Arrivés à Pondichéry la veille, encore tout frémissants de
la chaleur qui nous sort de notre hiver français, nous prenons le chemin de Mahatma
Gandhi Road pour rendre visite à Alice et Maran. Dans nos poches, près de 2800
€ pour les aider à remettre en état la maison des garçons après les inondations
qui ont frappé le nord du Tamil Nadu et en particulier tout le territoire de
Pondichéry à la fin décembre.
En cette fin d’année 2015, des pluies torrentielles s’abattent
sur la région. La ville de Chennai est cernée par les eaux. De nombreux
villages sont sinistrés, l’eau traverse les toits, détruit les murs, pénètre
dans les maisons. Pour sauver les villages en amont de la rivière Gingee, les
autorités ouvrent les barrages en amont de Nonankuppam provoquant la montée des
eaux jusqu’à l’embouchure de la rivière qui borde l’orphelinat. À ce déluge
tombant du ciel s’ajoute en une nuit la crue de la rivière qui rapidement
envahit la cour de la maison des garçons. Alice et Maran, appelés d’urgence
pendant la nuit, arrivent sur place immédiatement et trouvent un quartier
submergé par l’eau. Ils gagnent à pied la maison des garçons, dans un fleuve de
boue qui leur arrive à la taille. Impuissants devant cette eau boueuse qui
continue à monter, ils voient l’eau arriver 3 marches avant le réfectoire, puis
entrer dans la cuisine juste avant que le niveau ne commence à baisser. Alice
et Maran restent jusqu’au matin en attendant que la situation se stabilise. C’est
alors l’heure des premiers constats qui ne laissent guère de place au
découragement. Immédiatement, il faut mettre sur pied un plan d’action
d'urgence afin de sauver ce qui pouvait l’être et surtout préserver les enfants.
Les toilettes ont été épargnées de justesse, les dortoirs, la salle à manger et
l’atelier n’ont pas été touchés. Par contre, le préau a été submergé et tout ce
qu’il contenait est devenu inutilisable (fournitures scolaires, livres,
meubles, etc.) Les instruments à percussion utilisés dans la musique carnatique
ont été gravement endommagés par l’humidité et doivent être remplacés. En se
retirant, l’eau a laissé derrière elle dans la cour une mare de boue qu’il faut
évacuer. Pendant 15 jours, il n’y a pas eu d’eau potable dans la maison, ce qui
signifie pas de possibilité de faire la cuisine ni de se laver. Alice fait alors
appel à d’autres associations pour les repas et la livraison d’eau potable. Les
enfants ne peuvent pas aller à l’école durant ces deux semaines et Alice, en
plus de la logistique à mettre en place, des enfants à soigner (5 cas de
dengue), a le souci d’occuper les garçons pour leur maintenir une vie aussi
normale et aussi structurée que possible (jeux, musique, etc.).

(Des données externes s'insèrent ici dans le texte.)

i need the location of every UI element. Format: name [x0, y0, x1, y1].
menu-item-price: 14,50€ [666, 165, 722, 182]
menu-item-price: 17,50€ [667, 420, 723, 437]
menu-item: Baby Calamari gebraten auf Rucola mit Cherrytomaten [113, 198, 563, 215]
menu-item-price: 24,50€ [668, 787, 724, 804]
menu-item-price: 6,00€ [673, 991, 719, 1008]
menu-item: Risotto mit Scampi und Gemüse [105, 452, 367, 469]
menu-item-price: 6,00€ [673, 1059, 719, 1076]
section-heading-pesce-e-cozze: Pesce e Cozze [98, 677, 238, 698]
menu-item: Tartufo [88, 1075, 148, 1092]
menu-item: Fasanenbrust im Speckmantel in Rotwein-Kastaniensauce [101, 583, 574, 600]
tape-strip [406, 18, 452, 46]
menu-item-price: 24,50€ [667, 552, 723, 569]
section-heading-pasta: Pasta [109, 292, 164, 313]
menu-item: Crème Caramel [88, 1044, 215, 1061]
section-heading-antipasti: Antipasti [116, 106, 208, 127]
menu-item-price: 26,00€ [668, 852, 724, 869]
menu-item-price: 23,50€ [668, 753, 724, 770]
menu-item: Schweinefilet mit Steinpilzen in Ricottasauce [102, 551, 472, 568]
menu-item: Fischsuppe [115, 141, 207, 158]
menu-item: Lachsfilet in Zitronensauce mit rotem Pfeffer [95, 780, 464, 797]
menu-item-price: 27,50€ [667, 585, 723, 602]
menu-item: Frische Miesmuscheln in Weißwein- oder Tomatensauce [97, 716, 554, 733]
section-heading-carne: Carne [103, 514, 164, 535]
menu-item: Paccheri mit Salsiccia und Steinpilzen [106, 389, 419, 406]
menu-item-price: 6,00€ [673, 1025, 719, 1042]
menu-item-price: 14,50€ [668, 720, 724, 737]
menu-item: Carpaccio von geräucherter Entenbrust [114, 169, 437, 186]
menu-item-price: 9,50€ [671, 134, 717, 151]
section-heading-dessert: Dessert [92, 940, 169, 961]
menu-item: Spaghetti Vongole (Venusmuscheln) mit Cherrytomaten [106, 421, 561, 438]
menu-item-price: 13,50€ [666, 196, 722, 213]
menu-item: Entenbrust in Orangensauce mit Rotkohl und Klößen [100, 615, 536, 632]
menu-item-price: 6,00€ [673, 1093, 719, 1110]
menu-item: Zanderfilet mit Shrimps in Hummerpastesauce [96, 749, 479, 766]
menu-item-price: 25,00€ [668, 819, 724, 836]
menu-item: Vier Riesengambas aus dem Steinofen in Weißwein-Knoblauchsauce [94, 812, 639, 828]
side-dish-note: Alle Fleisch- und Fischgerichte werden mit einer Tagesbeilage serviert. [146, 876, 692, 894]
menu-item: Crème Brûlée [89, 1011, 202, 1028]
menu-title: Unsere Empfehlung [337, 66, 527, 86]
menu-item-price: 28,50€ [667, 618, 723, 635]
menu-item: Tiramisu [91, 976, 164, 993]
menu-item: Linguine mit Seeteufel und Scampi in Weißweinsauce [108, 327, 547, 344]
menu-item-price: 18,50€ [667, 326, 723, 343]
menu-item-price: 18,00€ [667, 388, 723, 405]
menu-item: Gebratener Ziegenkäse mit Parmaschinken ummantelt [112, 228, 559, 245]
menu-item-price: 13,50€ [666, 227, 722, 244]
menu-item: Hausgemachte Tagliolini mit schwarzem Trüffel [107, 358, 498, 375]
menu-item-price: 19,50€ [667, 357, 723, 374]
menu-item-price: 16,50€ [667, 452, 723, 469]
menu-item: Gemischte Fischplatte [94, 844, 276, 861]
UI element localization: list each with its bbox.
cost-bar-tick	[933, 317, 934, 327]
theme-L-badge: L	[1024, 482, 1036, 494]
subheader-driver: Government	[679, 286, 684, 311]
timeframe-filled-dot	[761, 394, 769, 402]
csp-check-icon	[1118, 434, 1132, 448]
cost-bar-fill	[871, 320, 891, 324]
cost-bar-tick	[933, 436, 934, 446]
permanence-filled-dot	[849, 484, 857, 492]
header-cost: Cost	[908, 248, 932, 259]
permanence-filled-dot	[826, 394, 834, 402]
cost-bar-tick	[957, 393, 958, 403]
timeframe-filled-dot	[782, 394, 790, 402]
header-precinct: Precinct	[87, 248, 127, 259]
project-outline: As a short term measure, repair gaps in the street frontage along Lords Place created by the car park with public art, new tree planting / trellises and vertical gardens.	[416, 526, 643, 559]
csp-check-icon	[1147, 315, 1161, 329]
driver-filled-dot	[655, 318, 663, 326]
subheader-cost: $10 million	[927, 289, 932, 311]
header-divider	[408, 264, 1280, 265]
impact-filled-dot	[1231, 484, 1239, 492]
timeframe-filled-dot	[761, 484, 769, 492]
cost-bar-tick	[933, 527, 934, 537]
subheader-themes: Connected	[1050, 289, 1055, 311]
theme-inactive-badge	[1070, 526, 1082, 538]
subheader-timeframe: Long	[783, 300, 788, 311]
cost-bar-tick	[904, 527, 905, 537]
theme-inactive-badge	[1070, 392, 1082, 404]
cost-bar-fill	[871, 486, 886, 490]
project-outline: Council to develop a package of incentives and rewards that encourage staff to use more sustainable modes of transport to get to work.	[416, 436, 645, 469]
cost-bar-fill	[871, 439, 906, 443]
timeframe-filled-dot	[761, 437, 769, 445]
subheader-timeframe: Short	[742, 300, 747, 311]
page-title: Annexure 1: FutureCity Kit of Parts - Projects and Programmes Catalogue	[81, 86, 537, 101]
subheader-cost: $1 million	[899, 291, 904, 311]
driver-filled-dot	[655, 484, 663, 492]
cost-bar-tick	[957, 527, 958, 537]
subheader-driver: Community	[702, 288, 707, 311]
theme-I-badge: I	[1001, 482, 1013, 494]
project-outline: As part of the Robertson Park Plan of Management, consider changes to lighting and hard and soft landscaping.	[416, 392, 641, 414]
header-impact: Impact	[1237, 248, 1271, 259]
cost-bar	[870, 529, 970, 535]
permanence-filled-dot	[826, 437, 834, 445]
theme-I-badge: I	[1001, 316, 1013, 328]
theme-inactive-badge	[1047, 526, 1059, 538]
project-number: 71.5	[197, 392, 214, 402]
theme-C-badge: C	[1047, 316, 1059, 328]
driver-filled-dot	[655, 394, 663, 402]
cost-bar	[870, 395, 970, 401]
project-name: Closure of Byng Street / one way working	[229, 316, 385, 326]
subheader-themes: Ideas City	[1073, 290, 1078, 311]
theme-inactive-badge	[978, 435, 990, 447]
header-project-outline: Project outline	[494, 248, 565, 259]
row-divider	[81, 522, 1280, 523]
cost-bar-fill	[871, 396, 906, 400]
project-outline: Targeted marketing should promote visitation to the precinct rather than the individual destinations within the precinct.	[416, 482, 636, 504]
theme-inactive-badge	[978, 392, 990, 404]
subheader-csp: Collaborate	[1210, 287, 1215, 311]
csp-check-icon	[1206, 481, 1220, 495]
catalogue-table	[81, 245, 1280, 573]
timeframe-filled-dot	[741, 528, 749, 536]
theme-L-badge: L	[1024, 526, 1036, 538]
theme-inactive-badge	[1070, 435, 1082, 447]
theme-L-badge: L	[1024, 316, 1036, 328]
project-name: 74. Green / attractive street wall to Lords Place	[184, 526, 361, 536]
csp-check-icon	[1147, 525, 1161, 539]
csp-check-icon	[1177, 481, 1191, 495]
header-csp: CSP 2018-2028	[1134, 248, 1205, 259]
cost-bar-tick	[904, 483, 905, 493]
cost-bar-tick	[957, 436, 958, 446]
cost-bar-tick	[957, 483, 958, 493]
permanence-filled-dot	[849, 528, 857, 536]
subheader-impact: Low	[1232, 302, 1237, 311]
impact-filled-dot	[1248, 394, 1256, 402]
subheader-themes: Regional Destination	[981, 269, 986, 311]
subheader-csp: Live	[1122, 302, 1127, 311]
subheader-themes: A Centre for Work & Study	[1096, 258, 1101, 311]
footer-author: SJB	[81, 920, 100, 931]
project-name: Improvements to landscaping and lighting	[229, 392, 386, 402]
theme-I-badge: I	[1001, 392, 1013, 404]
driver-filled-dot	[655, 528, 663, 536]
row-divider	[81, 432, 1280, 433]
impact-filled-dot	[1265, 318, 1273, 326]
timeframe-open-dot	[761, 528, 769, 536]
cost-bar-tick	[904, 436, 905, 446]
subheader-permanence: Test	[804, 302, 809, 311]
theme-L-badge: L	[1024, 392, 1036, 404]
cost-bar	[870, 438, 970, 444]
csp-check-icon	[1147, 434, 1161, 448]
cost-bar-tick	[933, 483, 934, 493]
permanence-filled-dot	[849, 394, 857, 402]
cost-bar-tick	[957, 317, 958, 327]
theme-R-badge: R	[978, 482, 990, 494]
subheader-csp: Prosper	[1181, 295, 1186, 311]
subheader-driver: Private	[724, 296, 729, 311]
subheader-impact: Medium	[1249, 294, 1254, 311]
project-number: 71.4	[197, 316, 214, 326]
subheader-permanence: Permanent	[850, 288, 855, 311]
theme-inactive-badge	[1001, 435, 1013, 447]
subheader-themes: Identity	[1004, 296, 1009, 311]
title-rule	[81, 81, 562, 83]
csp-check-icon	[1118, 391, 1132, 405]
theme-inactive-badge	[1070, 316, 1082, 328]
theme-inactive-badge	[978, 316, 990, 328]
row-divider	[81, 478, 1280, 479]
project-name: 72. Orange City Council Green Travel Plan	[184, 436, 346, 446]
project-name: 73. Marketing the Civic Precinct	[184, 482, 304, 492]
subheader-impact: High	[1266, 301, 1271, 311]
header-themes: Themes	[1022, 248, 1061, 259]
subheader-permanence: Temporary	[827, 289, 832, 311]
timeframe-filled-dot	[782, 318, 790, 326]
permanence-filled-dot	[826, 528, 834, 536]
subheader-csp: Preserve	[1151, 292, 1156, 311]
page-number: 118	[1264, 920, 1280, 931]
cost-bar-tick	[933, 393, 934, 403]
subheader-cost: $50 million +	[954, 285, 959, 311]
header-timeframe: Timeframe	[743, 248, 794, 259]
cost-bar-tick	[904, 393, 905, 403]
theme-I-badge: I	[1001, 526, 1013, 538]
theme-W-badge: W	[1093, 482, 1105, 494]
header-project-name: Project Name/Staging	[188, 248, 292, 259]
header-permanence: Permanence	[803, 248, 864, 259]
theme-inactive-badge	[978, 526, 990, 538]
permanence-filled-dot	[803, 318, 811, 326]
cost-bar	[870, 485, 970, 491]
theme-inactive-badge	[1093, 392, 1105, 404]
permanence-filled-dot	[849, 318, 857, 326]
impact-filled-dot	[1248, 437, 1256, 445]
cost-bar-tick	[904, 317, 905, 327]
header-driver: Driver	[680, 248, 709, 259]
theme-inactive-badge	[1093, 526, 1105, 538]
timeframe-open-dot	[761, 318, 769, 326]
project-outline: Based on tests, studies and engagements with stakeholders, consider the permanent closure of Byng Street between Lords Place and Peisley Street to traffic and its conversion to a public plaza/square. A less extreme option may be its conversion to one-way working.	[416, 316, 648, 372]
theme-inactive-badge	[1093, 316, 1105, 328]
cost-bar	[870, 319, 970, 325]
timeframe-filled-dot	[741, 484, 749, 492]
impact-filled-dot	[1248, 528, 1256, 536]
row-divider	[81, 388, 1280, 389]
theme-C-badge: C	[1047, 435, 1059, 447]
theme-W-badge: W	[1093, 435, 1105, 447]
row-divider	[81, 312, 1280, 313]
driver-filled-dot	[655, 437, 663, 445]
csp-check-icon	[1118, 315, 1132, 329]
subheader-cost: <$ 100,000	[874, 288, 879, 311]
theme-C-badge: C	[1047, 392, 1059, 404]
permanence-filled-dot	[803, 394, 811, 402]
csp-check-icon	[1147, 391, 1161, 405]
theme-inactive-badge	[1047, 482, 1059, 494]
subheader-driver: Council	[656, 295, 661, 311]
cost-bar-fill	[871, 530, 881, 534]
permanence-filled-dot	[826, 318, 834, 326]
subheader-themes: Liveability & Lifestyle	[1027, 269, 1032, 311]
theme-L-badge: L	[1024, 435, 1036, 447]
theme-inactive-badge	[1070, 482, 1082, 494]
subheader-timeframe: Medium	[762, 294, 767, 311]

Lors de notre visite en février, la vie avait repris son
cours normal et les enfants avaient réintégré l’école. Comme toujours Alice et
Maran ont fait face avec efficacité et courage à la situation ; ils en
tirent des leçons et étudient actuellement comment protéger la maison de tels
problèmes qui, hélas, ne sont pas rares dans cette partie du monde ; ils
prévoient notamment de reconstruire rapidement le mur qui sépare le terrain sur
lequel se trouve la maison des garçons de la berge de la rivière en creusant,
cette fois, des fondations profondes ; la réfection prochaine de la chaussée
est programmée par la municipalité et sera complétée au niveau de la maison des
garçons par une surélévation de la voirie formant une sorte de dos d'âne au
niveau du portail d'entrée, ceci afin de freiner les écoulements lors d'une
prochaine crue,
Les inondations en Inde ne sont pas rares. Le changement
climatique frappe aussi ce pays : sécheresse catastrophique dans le sud
l’Inde, cours d’eau à sec, paysans endettés, moussons irrégulières, et
ponctuellement cyclones (souvenons-nous de Thane qui a soufflé sur Pondichéry
en 2011 en faisant d’importants dégâts) et pluies torrentielles et meurtrières
comme en fin 2015. Une urbanisation mal ou non contrôlée, des réseaux
d’assainissement sous dimensionnés, des constructions trop proches des rivières, tout ceci contribue aussi à la
fragilité d’un écosystème déjà soumis à des conditions climatiques chaotiques.